Handling large bursts of POST requests to your ActivityPub inbox, using a buffer in Nginx
submitted 7 months ago by Rimu
join.piefed.social/2024/04/17/handling-large-bu…
Fediverse traffic is pretty bursty and sometimes there will be a large backlog of Activities to send to your server, each of which involves a POST. This can hammer your instance and overwhelm the backend’s ability to keep up. Nginx provides a rate-limiting function which can accept POSTs at full speed and proxy them slowly through to your backend at whatever rate you specify.
Does individual users send activities directly? I thought only users of your instance and remote federated instances send traffic to your instance, so this change would only affect data coming through from the larger instances?

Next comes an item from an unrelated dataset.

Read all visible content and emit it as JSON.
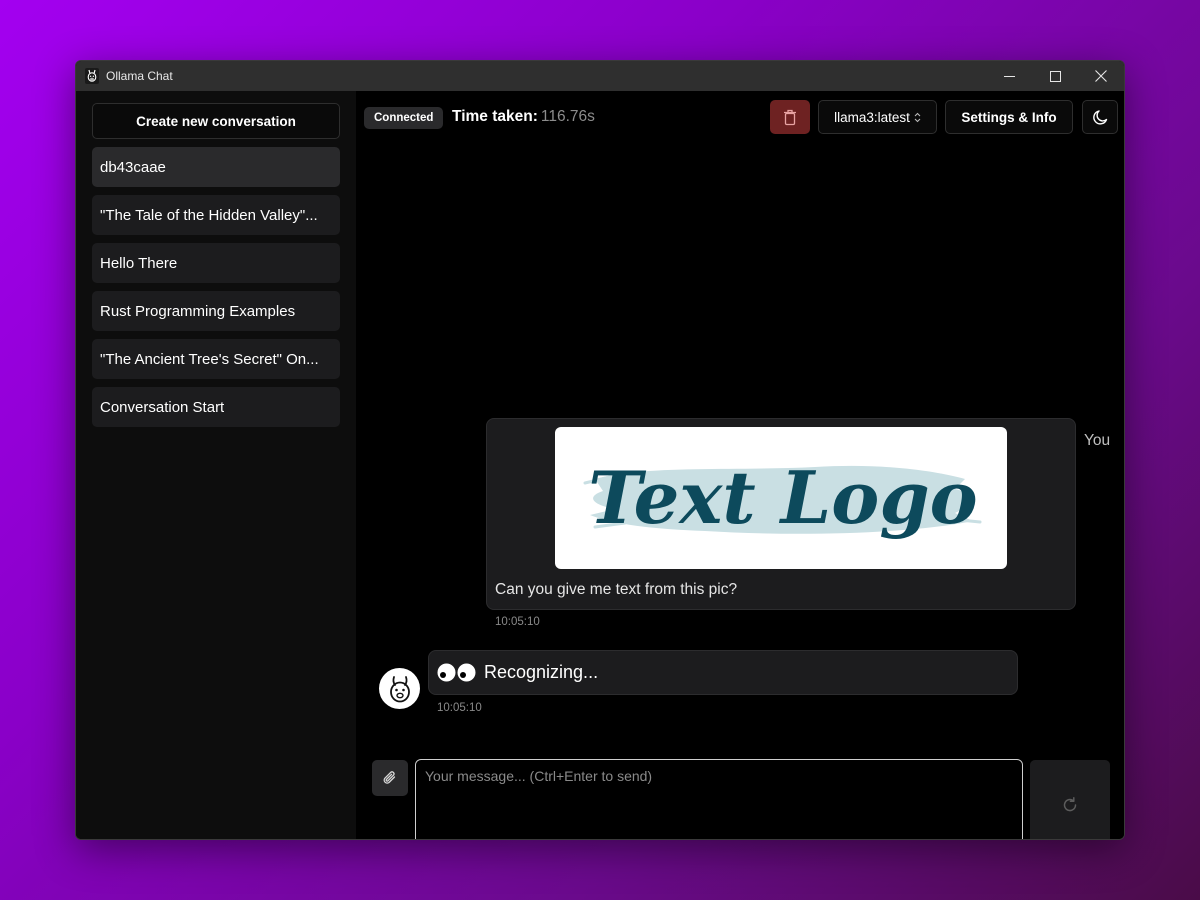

Also, what’s happening with the original request while they remain in queue? Say for example if
large-instance.com
is sending 11 updates to your instance; while your back end server is processing the first 10, what’s happening with the 11th? Does it get put on hold while your back end churn, or does it get a 200 OK response, despite the request may be failed at a later date? Neither of which seems ideal — if the instance get put in a queue waiting for a response while you churn, or worst yet, if your backend fails and your buffer is waiting X seconds to time out each request, you’re going to hurt the global federation by holding up a spot in their out going federation queue; if the instance is sent with a 200 OK and your backend eventually fails, you’d lose data as the other instance wouldn’t know they’d need to retry.A HTTP 200 response is sent immediately. There is a small risk of data loss but only during the time when rate limiting is happening. Most instances behave well and only send activities at a sensible rate but when things go wrong we need to avoid the bad effects caused by those that are mis-configured or under attack.
It's not a perfect solution. But the alternative - fail to accept some activities, causing them to retry later and us to slowly fall more and more behind - is worse.
Thanks for the clarification! I’m inclined to agree here, small risk of data loss but failing to receive updates all together during peak burst is probably much worse.